Love Island: successfully fishing for new customers
June doesn’t just mark the beginning of summer, but also the return of the television cultural phenomenon that is Love Island. Debuting this year to its highest episode viewing figures to date, Love Island continues to make its weekday splash. Those retailers associating themselves with the match-making show are naturally looking to captialise on its incredible popularity.
This season, Missguided is the exclusive fashion provider for the Islanders. Fans of the show can now shop what the contestants are wearing through the show’s app in real time. While the concept of shopping clothing from a show isn’t new, with retailers needing more than ever to target new audiences, is this a revenue stream that more retailers should be focussing on?
The latest Kantar Worldpanel fashion data shows that the online channel is growing year on year at 8%, while in-store sales are in decline. Mobile sales are the fastest growing area, up 62% YOY, and now account for one in five of all online sales. Looking to make the most of mobile is therefore a no brainer for retailers, especially those looking to target younger consumers.
For Missguided, a show like Love Island is a marketing match made in bikini-clad heaven. Looking to bring in new shoppers, the show allows the retailer to tap further into the ever-valuable under 35 market, which accounts for £12 billion of fashion spend each year. This group becomes even more important within mobile sales, making 58% of mobile fashion purchases, with this growing at 54% year on year.
But it's not just about preferred channels. When targeting under 35s, it is important for retailers to understand their attitudes in order to know how best to to appeal to them. Under 35s are 50% more likely than the average shopper to shop using interactive social media. They are also more than twice as likely to take fashion inspiration from social media. In terms of behaviour influences, celebrities heavily influence their fashion purchasing decisions with under 35s being two and a half times more likely than the average shopper to take fashion inspiration from stars. Lastly, this demographic is nearly three times more likely than average to keep its finger on the fashion pulse and loves to wear trendy clothes.

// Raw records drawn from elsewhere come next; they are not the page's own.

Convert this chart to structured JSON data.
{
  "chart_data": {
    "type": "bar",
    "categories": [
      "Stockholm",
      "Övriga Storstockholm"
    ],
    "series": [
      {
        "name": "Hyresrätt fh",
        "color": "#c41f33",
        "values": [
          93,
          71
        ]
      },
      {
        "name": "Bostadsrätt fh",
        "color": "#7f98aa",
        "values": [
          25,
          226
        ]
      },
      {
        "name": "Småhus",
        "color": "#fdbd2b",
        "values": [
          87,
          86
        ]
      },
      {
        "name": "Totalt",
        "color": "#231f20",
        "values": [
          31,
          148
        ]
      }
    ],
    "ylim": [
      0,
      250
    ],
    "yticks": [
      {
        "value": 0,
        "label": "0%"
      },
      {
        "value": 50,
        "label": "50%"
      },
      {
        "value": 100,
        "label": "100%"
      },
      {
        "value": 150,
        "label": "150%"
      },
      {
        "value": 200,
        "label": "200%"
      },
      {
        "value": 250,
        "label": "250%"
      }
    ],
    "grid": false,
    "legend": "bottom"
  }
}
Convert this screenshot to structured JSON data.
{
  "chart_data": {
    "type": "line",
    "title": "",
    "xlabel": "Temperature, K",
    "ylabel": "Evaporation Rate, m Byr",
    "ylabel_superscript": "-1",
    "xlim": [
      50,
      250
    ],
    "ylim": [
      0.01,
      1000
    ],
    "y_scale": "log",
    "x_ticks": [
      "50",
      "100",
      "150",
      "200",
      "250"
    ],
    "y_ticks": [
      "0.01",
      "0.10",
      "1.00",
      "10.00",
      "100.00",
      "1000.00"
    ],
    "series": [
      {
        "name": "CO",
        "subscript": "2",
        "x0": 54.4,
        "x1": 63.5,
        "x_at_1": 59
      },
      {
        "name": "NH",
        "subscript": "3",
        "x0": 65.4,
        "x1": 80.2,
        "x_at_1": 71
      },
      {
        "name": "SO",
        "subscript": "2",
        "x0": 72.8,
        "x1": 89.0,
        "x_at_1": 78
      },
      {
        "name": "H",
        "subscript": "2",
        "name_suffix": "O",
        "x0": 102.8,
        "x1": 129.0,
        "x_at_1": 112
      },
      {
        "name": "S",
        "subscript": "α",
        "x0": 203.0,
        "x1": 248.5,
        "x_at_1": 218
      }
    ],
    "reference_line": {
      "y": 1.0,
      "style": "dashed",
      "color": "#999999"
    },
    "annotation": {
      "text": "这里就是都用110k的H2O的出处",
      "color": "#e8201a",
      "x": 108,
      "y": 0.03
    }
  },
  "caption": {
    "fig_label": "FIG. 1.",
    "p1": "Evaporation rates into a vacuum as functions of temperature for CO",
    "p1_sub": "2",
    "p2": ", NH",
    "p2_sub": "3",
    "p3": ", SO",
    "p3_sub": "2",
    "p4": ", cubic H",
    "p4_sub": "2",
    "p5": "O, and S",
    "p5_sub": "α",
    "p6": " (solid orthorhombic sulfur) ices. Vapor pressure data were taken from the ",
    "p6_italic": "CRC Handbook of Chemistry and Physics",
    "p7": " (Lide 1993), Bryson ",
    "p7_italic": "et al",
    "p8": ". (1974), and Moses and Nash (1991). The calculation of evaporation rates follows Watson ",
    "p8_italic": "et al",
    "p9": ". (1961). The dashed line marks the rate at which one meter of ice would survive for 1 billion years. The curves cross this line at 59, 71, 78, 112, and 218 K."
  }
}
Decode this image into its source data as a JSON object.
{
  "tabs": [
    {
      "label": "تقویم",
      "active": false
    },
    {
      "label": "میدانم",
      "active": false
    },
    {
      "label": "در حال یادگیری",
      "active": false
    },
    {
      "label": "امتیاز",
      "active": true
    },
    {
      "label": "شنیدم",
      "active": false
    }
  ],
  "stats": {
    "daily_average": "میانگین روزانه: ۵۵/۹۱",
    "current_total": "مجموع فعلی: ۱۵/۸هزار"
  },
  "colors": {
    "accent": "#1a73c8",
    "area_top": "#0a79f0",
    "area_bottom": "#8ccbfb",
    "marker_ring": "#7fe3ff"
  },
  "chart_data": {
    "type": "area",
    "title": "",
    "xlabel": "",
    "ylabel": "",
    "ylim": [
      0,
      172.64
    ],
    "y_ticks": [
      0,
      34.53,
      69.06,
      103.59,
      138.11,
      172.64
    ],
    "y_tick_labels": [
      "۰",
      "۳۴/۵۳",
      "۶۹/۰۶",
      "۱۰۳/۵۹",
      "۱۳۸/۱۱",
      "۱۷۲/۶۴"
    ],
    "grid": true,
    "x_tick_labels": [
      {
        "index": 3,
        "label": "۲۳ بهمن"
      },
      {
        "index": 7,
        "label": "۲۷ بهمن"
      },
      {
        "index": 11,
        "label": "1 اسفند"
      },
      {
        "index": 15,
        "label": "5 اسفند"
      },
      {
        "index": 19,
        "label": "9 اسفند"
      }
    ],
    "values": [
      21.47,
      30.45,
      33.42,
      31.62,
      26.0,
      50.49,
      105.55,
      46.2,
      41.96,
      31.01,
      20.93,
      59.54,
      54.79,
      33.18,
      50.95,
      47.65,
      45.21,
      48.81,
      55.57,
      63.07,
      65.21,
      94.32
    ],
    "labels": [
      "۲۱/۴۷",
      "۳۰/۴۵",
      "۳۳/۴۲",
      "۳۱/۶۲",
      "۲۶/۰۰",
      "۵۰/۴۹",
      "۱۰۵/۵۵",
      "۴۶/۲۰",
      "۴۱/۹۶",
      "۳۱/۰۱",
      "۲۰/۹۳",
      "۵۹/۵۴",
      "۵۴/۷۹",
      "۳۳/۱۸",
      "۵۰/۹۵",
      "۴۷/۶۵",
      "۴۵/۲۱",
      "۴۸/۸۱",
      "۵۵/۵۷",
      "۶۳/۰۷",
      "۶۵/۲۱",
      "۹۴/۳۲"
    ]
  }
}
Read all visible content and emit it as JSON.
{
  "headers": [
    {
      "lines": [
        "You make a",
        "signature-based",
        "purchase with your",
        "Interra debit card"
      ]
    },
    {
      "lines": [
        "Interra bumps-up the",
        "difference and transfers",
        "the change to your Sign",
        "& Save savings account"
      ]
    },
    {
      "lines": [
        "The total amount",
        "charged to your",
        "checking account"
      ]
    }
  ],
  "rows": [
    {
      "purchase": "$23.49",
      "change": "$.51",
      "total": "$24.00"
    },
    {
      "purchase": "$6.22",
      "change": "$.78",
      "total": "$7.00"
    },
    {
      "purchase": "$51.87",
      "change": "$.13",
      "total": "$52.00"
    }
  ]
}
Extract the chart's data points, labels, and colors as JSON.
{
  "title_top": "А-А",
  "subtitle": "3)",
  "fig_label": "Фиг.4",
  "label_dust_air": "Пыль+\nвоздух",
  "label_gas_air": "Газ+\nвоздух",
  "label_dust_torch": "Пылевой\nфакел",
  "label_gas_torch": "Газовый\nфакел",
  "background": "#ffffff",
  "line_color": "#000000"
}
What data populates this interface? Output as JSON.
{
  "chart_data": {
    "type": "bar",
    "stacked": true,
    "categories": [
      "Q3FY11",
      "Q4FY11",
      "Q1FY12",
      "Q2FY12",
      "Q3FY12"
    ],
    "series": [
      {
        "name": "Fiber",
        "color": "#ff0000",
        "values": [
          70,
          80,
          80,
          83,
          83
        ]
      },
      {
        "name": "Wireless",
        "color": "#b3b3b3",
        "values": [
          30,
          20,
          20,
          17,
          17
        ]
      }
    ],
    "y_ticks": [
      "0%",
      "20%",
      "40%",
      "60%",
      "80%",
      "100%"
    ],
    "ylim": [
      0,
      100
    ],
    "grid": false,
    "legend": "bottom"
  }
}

While only time will tell if the Love Island partnership will prove fruitful, this is just one example of how retailers can actively engage new shoppers where they are already spending time, instead of waiting for shoppers to come to them. With retailers now competing increasingly with offerings outside of their traditional fashion competitor set, it is crucial to convert shoppers while you have their attention. As shopper behaviour and engagement changes, retailers must innovate and modernise with them to stay top of mind. By better understanding shoppers' and target demographics' mindsets, media habits and shopping behaviour, fashion marketing teams will stand a greater chance of expanding their shopper base by genuinely appealing to consumers in new and engaging creative ways.